The original vision is of Old West heroes being carved into a granite mountainside. That is until sculptor Gutzon Borlum decides that four presidents representing Americas 150 years are more appropriate.
Let us place there, carved high, as close to heaven as we can, the words of our leaders, their faces, to show posterity what manner of men they were. Then breathe a prayer that these records will endure until the wind and rain alone shall wear them away. -Gutzon Borglum.
Borglum was working on the Stone Mountain Project in Georgia at the time but leaves the project in 1925 to begin work on Mount Rushmore. Rushmore Mountain is selected due to its size, orientation to the morning light and fine-grained granite.
By dawns early light
When I learn the site was selected due to its morning light orientation, I decide to be there at sunrise to see what the sculptor originally saw.
I pull into the parking lot right at mornings light. The park is free to enter only requiring $10 to park. There are no attendants on duty yet and all gates are open. It is amazing I am the first and only one in the parking lot.
I walk through the main gate and there is no one here. It is an all inspiring feeling to have Mount Rushmore to myself. I stand at the end of the Avenue of Flags and set up my tripod and take a few pics still amazed at my good fortune. I can practically hear my own footsteps echoing as I proceed to the main viewing terrace.
Once here, I see a maintenance guy on a Zamboni like machine cleaning the walkway. We exchange waves and soon I’m alone again with Washington, Jefferson, Roosevelt, and Lincoln. The golden sunlight starts to give way to a brighter sun and I notice the shadow on Roosevelt’s face. It bothers me and I decide to kill some time while the sunrises to offer a better photo opportunity.
The President Trail
The Presidents Trail offers a short hike to the base of Rushmore Mountain. I’m enjoying the different close-up perspective of the carvings and I keep hearing a rustling noise in some brush nearby.
I’m trying to ascertain are the noses really 20 feet long, eyes 11 feet wide and the mouths 18 feet wide?
My pontification is suddenly interrupted when a mountain goat presents herself. This is a pleasant surprise but when her baby peeks out of the woods it is a super bonus. The kid gawks at me as if he’s trying to figure out how long my nose is.
As the sun rises and the shadow slowly drifts across Teddy’s face, a few people are congregating on the main Grandview Terrace. I see a sign for the Historic Viewing Platform. This is the original viewing platform and is tucked away from the growing crowds. I set up camp there and wait for the lighting to improve. Several people find this little-hidden viewing area and I meet people from all across the country. Young and old everyone seems to be in a great mood and high spirits.
Something about the place just does that.

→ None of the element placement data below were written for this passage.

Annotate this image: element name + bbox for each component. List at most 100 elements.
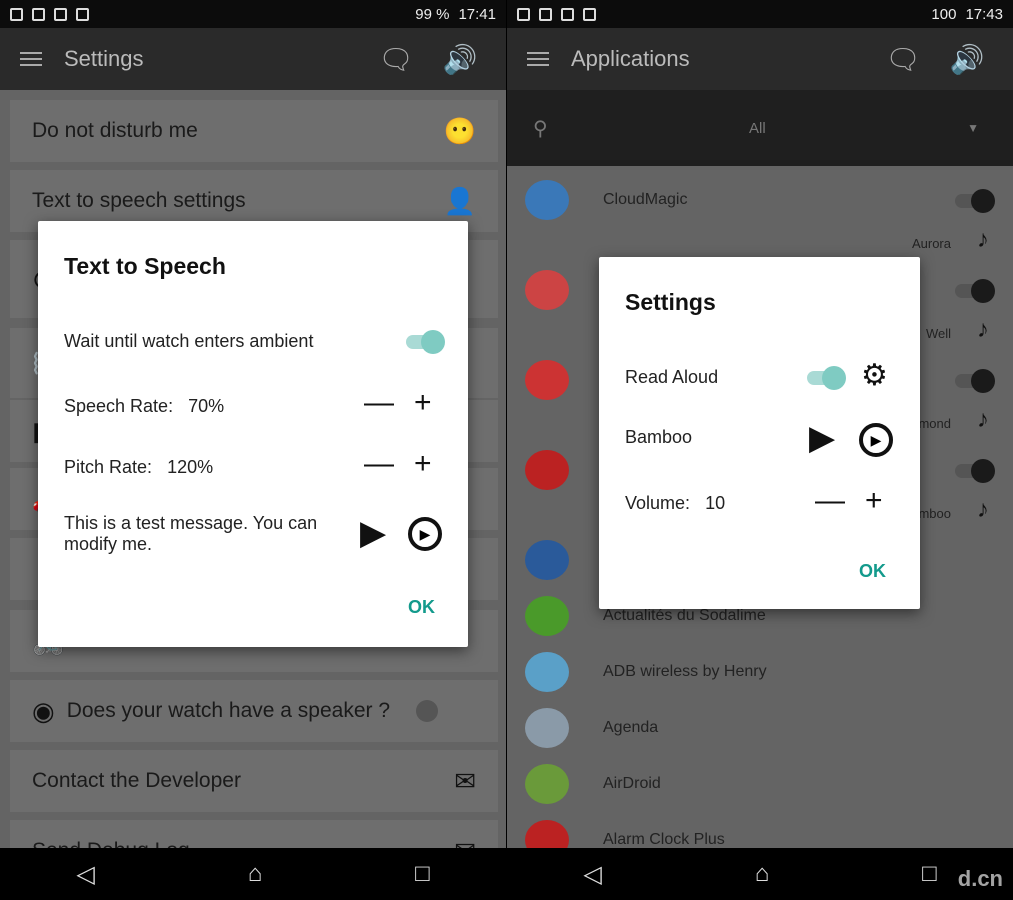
home-icon[interactable]: ⌂ — [248, 860, 263, 888]
clock: 17:41 — [458, 5, 496, 23]
search-bar: ⚲ All ▼ — [507, 90, 1013, 166]
app-name: AirDroid — [603, 775, 661, 792]
play-on-watch-icon[interactable]: ▶ — [859, 423, 893, 457]
volume-value: 10 — [705, 493, 726, 513]
page-title: Settings — [64, 46, 144, 71]
mute-speech-icon[interactable]: 🗨 — [885, 41, 921, 77]
app-name: Alarm Clock Plus — [603, 831, 725, 848]
speaker-checkbox[interactable] — [416, 700, 438, 722]
card-label: Contact the Developer — [32, 769, 241, 792]
music-note-icon[interactable]: ♪ — [977, 316, 989, 344]
test-message[interactable]: This is a test message. You can modify m… — [64, 513, 324, 555]
recents-icon[interactable]: □ — [922, 860, 937, 888]
status-bar: 100 17:43 — [507, 0, 1013, 28]
app-row[interactable]: ADB wireless by Henry — [507, 644, 1013, 700]
watch-speaker-icon: ◉ — [32, 695, 55, 726]
ok-button[interactable]: OK — [408, 597, 435, 618]
app-name: Agenda — [603, 719, 659, 736]
app-enable-toggle[interactable] — [955, 189, 995, 213]
app-icon — [525, 360, 569, 400]
play-icon[interactable]: ▶ — [809, 421, 835, 455]
menu-icon[interactable] — [20, 48, 42, 70]
music-note-icon[interactable]: ♪ — [977, 226, 989, 254]
app-settings-dialog: Settings Read Aloud ⚙ Bamboo ▶ ▶ Volume:… — [599, 257, 920, 609]
home-icon[interactable]: ⌂ — [755, 860, 770, 888]
app-icon — [525, 764, 569, 804]
volume: Volume: 10 — [625, 493, 725, 514]
right-screen: 100 17:43 Applications 🗨 🔊 ⚲ All ▼ Cloud… — [507, 0, 1013, 900]
pitch-rate-decrease-button[interactable]: — — [364, 449, 394, 479]
volume-icon[interactable]: 🔊 — [442, 41, 478, 77]
speech-rate: Speech Rate: 70% — [64, 396, 224, 417]
app-bar: Applications 🗨 🔊 — [507, 28, 1013, 90]
app-icon — [525, 450, 569, 490]
gear-icon[interactable]: ⚙ — [861, 361, 888, 391]
mute-speech-icon[interactable]: 🗨 — [378, 41, 414, 77]
search-icon[interactable]: ⚲ — [533, 116, 548, 141]
app-sound-name: Aurora — [911, 236, 951, 251]
card-label: Do not disturb me — [32, 119, 198, 142]
pitch-rate: Pitch Rate: 120% — [64, 457, 213, 478]
wait-ambient-toggle[interactable] — [406, 330, 445, 354]
app-name: ADB wireless by Henry — [603, 663, 767, 680]
speech-rate-value: 70% — [188, 396, 225, 416]
app-enable-toggle[interactable] — [955, 279, 995, 303]
app-sound-name: Well — [925, 326, 951, 341]
app-icon — [525, 270, 569, 310]
app-icon — [525, 180, 569, 220]
card-contact-developer[interactable]: Contact the Developer ✉ — [10, 750, 498, 812]
recents-icon[interactable]: □ — [415, 860, 430, 888]
ok-button[interactable]: OK — [859, 561, 886, 582]
card-do-not-disturb[interactable]: Do not disturb me 😶 — [10, 100, 498, 162]
app-bar: Settings 🗨 🔊 — [0, 28, 506, 90]
volume-decrease-button[interactable]: — — [815, 486, 845, 516]
app-enable-toggle[interactable] — [955, 459, 995, 483]
app-row[interactable]: CloudMagic — [507, 172, 1013, 228]
nav-bar: ◁ ⌂ □ — [0, 848, 506, 900]
music-note-icon[interactable]: ♪ — [977, 406, 989, 434]
app-icon — [525, 540, 569, 580]
read-aloud-toggle[interactable] — [807, 366, 846, 390]
nav-bar: ◁ ⌂ □ — [507, 848, 1013, 900]
card-watch-speaker[interactable]: ◉ Does your watch have a speaker ? — [10, 680, 498, 742]
back-icon[interactable]: ◁ — [583, 860, 601, 889]
card-label: Text to speech settings — [32, 189, 246, 212]
mail-icon: ✉ — [454, 765, 476, 796]
status-bar: 99 % 17:41 — [0, 0, 506, 28]
dialog-title: Settings — [625, 289, 716, 315]
watermark: d.cn — [957, 866, 1003, 891]
menu-icon[interactable] — [527, 48, 549, 70]
speech-rate-decrease-button[interactable]: — — [364, 388, 394, 418]
volume-icon[interactable]: 🔊 — [949, 41, 985, 77]
pitch-rate-label: Pitch Rate: — [64, 457, 153, 477]
clock: 17:43 — [965, 5, 1003, 23]
tts-dialog: Text to Speech Wait until watch enters a… — [38, 221, 468, 647]
app-icon — [525, 596, 569, 636]
dialog-title: Text to Speech — [64, 253, 226, 279]
volume-increase-button[interactable]: + — [865, 486, 883, 516]
voice-label: Bamboo — [625, 427, 693, 447]
filter-dropdown[interactable]: All — [548, 120, 967, 137]
speech-rate-increase-button[interactable]: + — [414, 388, 432, 418]
app-name: Actualités du Sodalime — [603, 607, 766, 624]
chevron-down-icon[interactable]: ▼ — [967, 121, 979, 135]
speaking-person-icon: 👤 — [443, 185, 476, 216]
read-aloud-label: Read Aloud — [625, 367, 719, 387]
back-icon[interactable]: ◁ — [76, 860, 94, 889]
app-row[interactable]: AirDroid — [507, 756, 1013, 812]
shush-face-icon: 😶 — [443, 115, 476, 146]
pitch-rate-increase-button[interactable]: + — [414, 449, 432, 479]
music-note-icon[interactable]: ♪ — [977, 496, 989, 524]
play-on-watch-icon[interactable]: ▶ — [408, 517, 442, 551]
card-label: Does your watch have a speaker ? — [66, 699, 391, 722]
app-enable-toggle[interactable] — [955, 369, 995, 393]
play-icon[interactable]: ▶ — [360, 516, 386, 550]
pitch-rate-value: 120% — [167, 457, 214, 477]
volume-label: Volume: — [625, 493, 691, 513]
app-row[interactable]: Agenda — [507, 700, 1013, 756]
app-icon — [525, 708, 569, 748]
app-name: CloudMagic — [603, 191, 688, 208]
speech-rate-label: Speech Rate: — [64, 396, 174, 416]
battery-level: 100 — [931, 5, 957, 23]
app-icon — [525, 652, 569, 692]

After about an hour, the shadow has moved enough to get Teddy’s face lit up. I get my shot, pack up and head out.
I stop in the now open cafeteria to grab some all-American pancakes. The food is pretty good, but the view is priceless.
Like a trout swimming upstream, I leave the cafeteria and the crowds are intense. I am thankful for the time I have had here on my own.
Profile of Courage
Upon leaving I see a sign that says profile pull-out ahead. Unsure what that means exactly I pull into the mini parking lot. Not really knowing what I was looking for, I see others pointing cameras behind me. Ah ha! Now I see it. The road winds around the mountain just enough to give a whole other perspective on this fascinating sculpture.